What problem does this paper attempt to address?
The problem that this paper attempts to solve is, in the context of the big data era, how to use statistical learning theory to handle prediction tasks in large - scale datasets with complex spatial - dependence structures, especially Simple Kriging tasks. Traditionally, the standard probabilistic - statistical learning theory is not directly applicable to this type of data because these data usually do not satisfy the independent and identically distributed (i.i.d.) assumption. Therefore, the main objective of the paper is to analyze the performance of Simple Kriging tasks from the perspective of statistical learning and attempt to establish the non - asymptotic bounds of its generalization ability.
Specifically, the paper focuses on a square - integrable random field \(X = \{X_s\}_{s\in S}\), where \(S\subset\mathbb{R}^2\) and the covariance structure of \(X\) is unknown. Suppose that the values of \(X\) are observed at \(d\geq1\) positions \(s_1,\ldots,s_d\in S\), and the goal is to predict the value of \(X\) at any other position \(s\in S\) so as to minimize the prediction error. The training dataset is a single realization \(X'\) independent of the values to be predicted, and is observed at \(n\geq1\) positions \(\sigma_1,\ldots,\sigma_n\in S\).

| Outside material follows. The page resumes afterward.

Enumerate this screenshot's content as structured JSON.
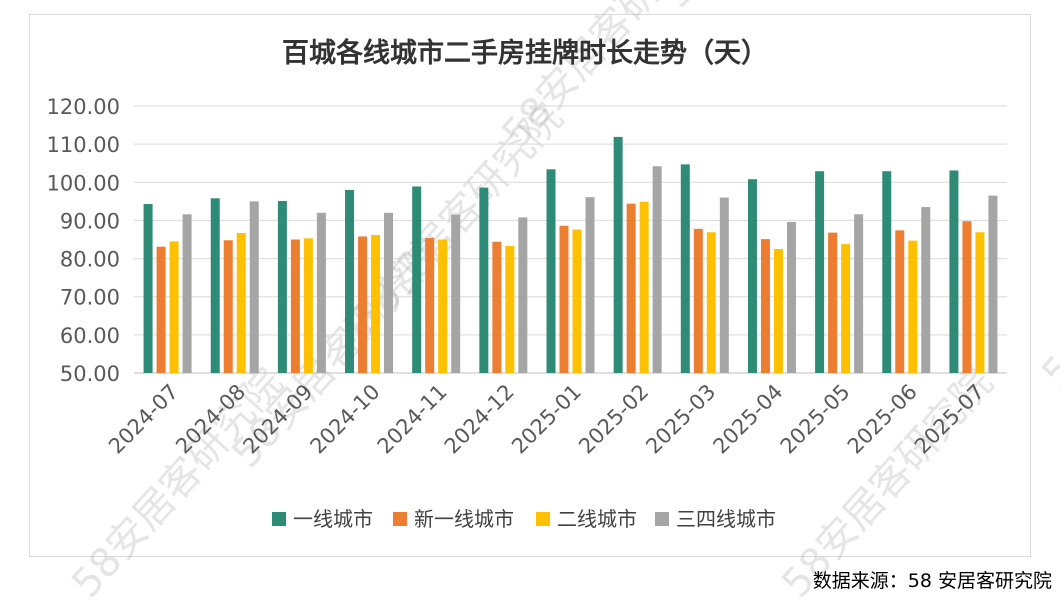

Although this problem is related to Kernel Ridge Regression (KRR), since the training data \(X'_{\sigma_1},\ldots,X'_{\sigma_n}\) are not independent and identically distributed, it is not easy to establish the generalization ability of the empirical - risk minimizer. The main contribution of the paper is to prove that in an isotropic stationary Gaussian process, when the observation points form a regular grid, the non - asymptotic bound of the excess risk of the plug - in prediction rule is \(O_P\left(\frac{1}{\sqrt{n}}\right)\).
These theoretical results are verified by numerical experiments, including experiments on simulated data and actual datasets, which lay the foundation for the development of statistical learning methods based on spatial data.